- 2026/07/10 掲載
マイクロソフトが本当に伝えたかった…働き方を180度変える「次世代Copilot」の衝撃(2/2)
注目は7つのAIモデルと「初の自社製AI推論モデル」
また興味深いのが、マイクロソフトから新たに7つのMAIモデル(マイクロソフトが自社開発している独自のAIモデルシリーズ)が発表されたことです。中でも注目は、初の自社製AI推論モデルである「MAI-Thinking-1」です。MAI-Thinking-1は、計算コストを抑えた設計になっているほか、マイクロソフトがゼロから商用利用可能なライセンスのデータのみで訓練しています。つまり、他社のAIモデルの出力を学習に使ったり、著作権上グレーなデータを使ったりしていないということです。商用利用時の信頼性を重視した、企業利用を強く意識したモデルと言えます。

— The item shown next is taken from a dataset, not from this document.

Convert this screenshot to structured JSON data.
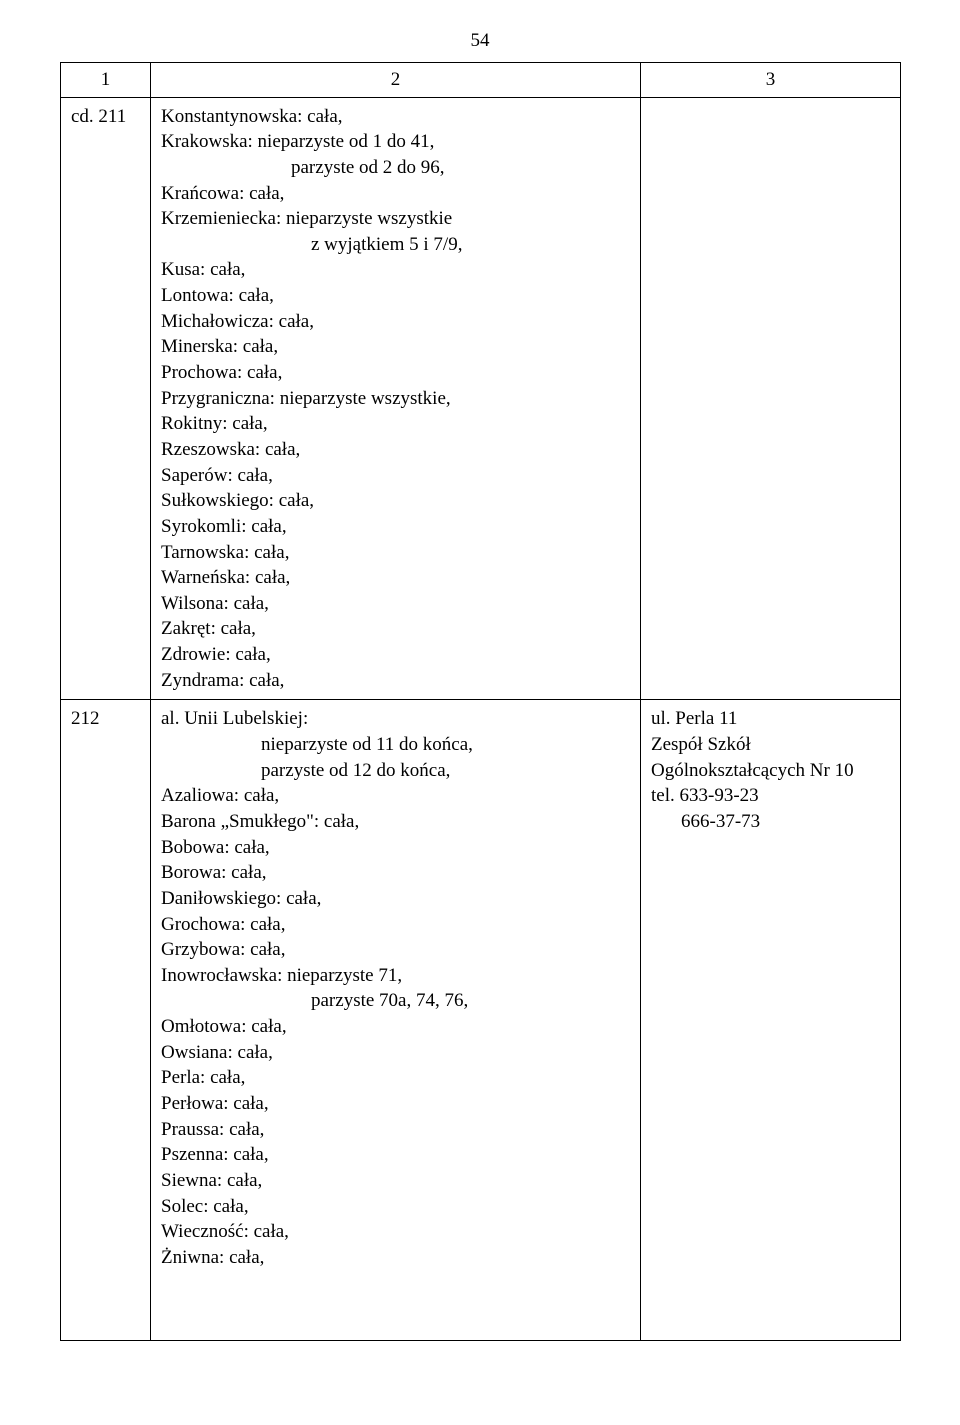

そしてMAI-Thinking-1は、AIモデルとして純粋に性能だけを追求するのではなく、コストと実用性のバランスを重視したモデルとして位置付けられているように感じます。もちろん必要な能力は備えていますが、そこがスタートラインなのです。同時に発表されたFrontier Tuningという機能により、利用する企業が自社の業務データを使ってモデルを独自に鍛え上げ、育てていく前提で作られています。
Work IQなどから得られる自社データと組み合わせてチューニングすることで、企業ごとのコンテキストを取り込みながら性能を伸ばしていくことができます。さらに、そのモデルで業務を行った結果がまたMicrosoft 365などにデータとして蓄積されると、モデルをさらにチューニングできます。使い続けることでモデルが成長し続け、自社の業務においてもっとも使いやすいモデルに育てることができるとMicrosoftは主張しています。
なお、これらのモデルは、まずはCopilot Studioなどで作成するエージェントから呼び出せるようになる予定です。
AIエージェント特化の新プラットフォーム「Project Solara」
そして最後に紹介したいのは、マイクロソフトが提案するAI時代の新しいデバイスの形です。Project Solaraと呼ばれるこのプラットフォームは、AIエージェントの利用に最適化されたデバイスを意識して作られたものです。これまでマイクロソフトが提供してきたCopilotなどは、パソコンのアプリ内部にAIが組み込まれているものでした。しかし今後、AIはアプリから飛び出し、さまざまなアプリやサービス、場所を超えて動くと説明しています。そしてエージェントは、その場その場のコンテキストを察して最適な支援を提供するというものです。
このデバイスについては、すでにマイクロソフト社内で利用している従業員がいるとされていますが、今回の発表では製品として登場する具体的なデバイスについて触れられているわけではなく、あくまでもコンセプトを紹介するリファレンスデザインという位置づけに留まっています。時折マイクロソフトはこうした新しいデバイスに挑戦していますが、製品化に至るのか、動向が気になるところです。
マイクロソフトが「本当に伝えたい」こと
今回のMicrosoft Buildの発表を振り返ると、マイクロソフトが伝えたいことが見えてきます。それは、AIモデル単体の性能を競うのではなく、私たちの周辺にあるデータをコンテキストとして整理し、それをAIに渡すことで、私たちそれぞれがAIから得られる利益を最大化しようという考え方です。本連載で扱っているMicrosoft 365 Copilotにおいては、最近のWork IQによる体験の向上は目覚ましく、コンテキストの影響を強く感じているユーザーも多いでしょう。今後は、そうした体験がMicrosoft Scoutのような新しいAutopilotsや、Frontier Tuningで鍛えた独自モデルを通じたエージェントなど、あらゆる場面で味わえるようになるかもしれません。
コンテキストは、一朝一夕に手に入るものではありません。日々Microsoft 365の中で仕事をし、Copilotを使い続け、データを整えていることが、そのままエージェント時代への備えになる。そんな将来を今のマイクロソフトは見据えているようです。